学术文献库

Condition-based and predictive maintenance enable early detection of critical system conditions and thereby enable decision makers to forestall faults and mitigate them. However, decision makers also need to take the operational and production needs into consideration for optimal decision-making when scheduling maintenance activities. Particularly in network systems, such as power grids, decisions on the maintenance of single assets can affect the entire network and are, therefore, more complex. This paper proposes a two-level multi-agent decision support systems for the generation maintenance decision (GMS) of power grids in an electricity markets. The aim of the GMS is to minimize the generation cost while maximizing the system reliability. The proposed framework integrates a central coordination system, i.e. the transmission system operator (TSO), and distributed agents representing power generation units that act to maximize their profit and decide about the optimal maintenance time slots while ensuring the fulfilment of the energy demand.

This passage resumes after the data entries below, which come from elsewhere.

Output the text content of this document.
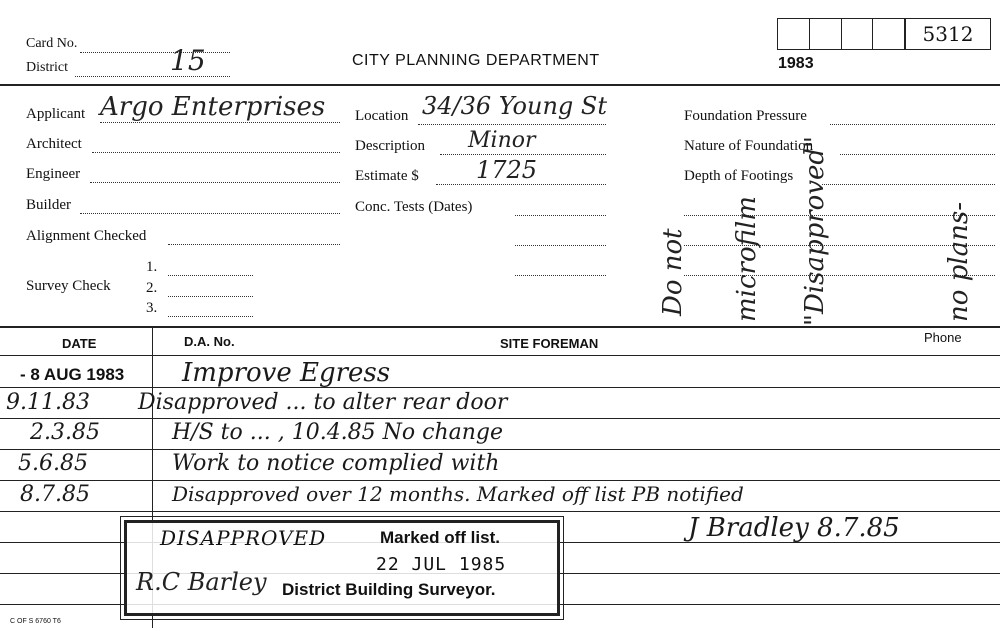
Card No.
District	15	CITY PLANNING DEPARTMENT	1983
5312
Applicant Argo Enterprises
Architect
Engineer
Builder
Alignment Checked
Survey Check
1.
2.
3.
Location 34/36 Young St
Description Minor
Estimate $ 1725
Conc. Tests (Dates)
Foundation Pressure
Nature of Foundation
Depth of Footings
Do not microfilm "Disapproved"	no plans-
DATE	D.A. No.	SITE FOREMAN	Phone
- 8 AUG 1983 Improve Egress
9.11.83 Disapproved ... to alter rear door
2.3.85	H/S to ... , 10.4.85 No change
5.6.85	Work to notice complied with
8.7.85	Disapproved over 12 months. Marked off list PB notified
J Bradley 8.7.85
DISAPPROVED	Marked off list.
22 JUL 1985
District Building Surveyor.
R.C Barley
C OF S 6760 T6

The objective function of agents (power generation companies) is based on the reward and the penalty that they obtain from the interplay between power production and loss of production due to failure, respectively. The optimal strategy of agents is then derived using a distributed algorithm, where agents choose their optimal maintenance decision and send their decisions to the central coordinating system. The TSO decides whether to accept the agents' decisions by considering the market reliability aspects and power supply constraints. To solve this coordination problem, we propose a negotiation algorithm using an incentive signal to coordinate the agents' and central system's decisions such that all the agents' decisions can be accepted by the central system. We demonstrate the efficiency of our proposed algorithm using a IEEE 39 bus system.